Inspiring Observation that "Stronger Models May Differentiate": Although not highly significant yet, this observation is inspiring. If this trend is validated on larger models, it suggests that uncertainty awareness could be an emergent capability.

Limitations & Future Work¶

Using Incorrect Predictions as a Proxy for Uncertainty is Coarse: Failures can stem from out-of-distribution issues rather than epistemic uncertainty, while some correct predictions might simply be lucky guesses with low confidence.
Exclusion of Other Probing Tools: The analysis relies solely on Tuned Lens. Other probing approaches (such as probing classifiers, Logit Lens, and CKA analysis) might reveal different dimensions of information.
Constrained Scope as a Workshop Paper: Detailed statistical tests, effect size analyses, and validations on much larger-scale models (70B+) are currently missing.
No Distinction Between Aleatoric and Epistemic Uncertainty: Treating all errors uniformly as epistemic uncertainty is overly simplified.

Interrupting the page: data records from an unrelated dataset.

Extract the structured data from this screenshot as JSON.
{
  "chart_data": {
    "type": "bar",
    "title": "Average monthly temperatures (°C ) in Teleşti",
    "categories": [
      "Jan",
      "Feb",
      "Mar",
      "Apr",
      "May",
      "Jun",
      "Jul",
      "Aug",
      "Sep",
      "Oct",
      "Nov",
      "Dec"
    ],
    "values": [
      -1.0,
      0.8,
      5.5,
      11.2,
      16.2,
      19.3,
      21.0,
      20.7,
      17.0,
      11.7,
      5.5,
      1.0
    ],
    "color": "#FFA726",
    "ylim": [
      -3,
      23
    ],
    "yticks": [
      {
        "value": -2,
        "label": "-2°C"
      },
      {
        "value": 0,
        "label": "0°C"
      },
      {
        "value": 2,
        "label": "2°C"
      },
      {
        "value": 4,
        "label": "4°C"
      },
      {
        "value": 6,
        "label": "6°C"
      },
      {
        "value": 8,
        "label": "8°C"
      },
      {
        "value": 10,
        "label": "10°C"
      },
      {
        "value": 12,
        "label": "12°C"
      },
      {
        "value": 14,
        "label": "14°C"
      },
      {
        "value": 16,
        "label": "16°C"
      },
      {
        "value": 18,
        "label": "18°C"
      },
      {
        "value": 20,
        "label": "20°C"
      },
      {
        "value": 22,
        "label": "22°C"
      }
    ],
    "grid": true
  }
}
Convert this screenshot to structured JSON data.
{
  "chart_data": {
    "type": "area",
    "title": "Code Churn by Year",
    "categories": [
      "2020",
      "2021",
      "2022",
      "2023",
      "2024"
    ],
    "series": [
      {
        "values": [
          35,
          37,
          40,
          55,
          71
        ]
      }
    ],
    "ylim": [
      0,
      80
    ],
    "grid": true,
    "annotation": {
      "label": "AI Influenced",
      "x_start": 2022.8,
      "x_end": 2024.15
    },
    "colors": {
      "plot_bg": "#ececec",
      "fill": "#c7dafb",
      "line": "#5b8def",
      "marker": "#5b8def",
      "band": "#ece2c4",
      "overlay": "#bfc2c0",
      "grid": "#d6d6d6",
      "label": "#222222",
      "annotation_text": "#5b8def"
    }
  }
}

vs. Logit Lens Family: While Logit Lens is primarily utilized to visualize the layer-by-layer "thinking process" of a model, this paper extends it methodologically to compare dynamical differences between two types of inputs.
vs. Probing-based Uncertainty Detection: Probing methods train linear classifiers at specific layers to distinguish certain/uncertain states. This study questions the upper bound of such methods from a dynamical standpoint—if the dynamical patterns are identical, probes might simply be exploiting confidence differences near the final layer.
Implications for Hallucination Detection: Intermediate-layer-based hallucination detection may require more complex or joint multi-layer features rather than simple single-layer statistical metrics.

Rating¶

Novelty: ⭐⭐⭐⭐ Interdisciplinary perspective of interpretability + uncertainty, and the negative findings themselves are valuable.
Experimental Thoroughness: ⭐⭐⭐ Wide coverage with 5 models \(\times\) 11 datasets, but lacks diverse analytical methods and statistical testing.
Writing Quality: ⭐⭐⭐⭐ Concise, clear, and logically coherent.
Value: ⭐⭐⭐⭐ Provides crucial negative evidence for the direction of uncertainty detection, preventing the community from taking detour-prone paths.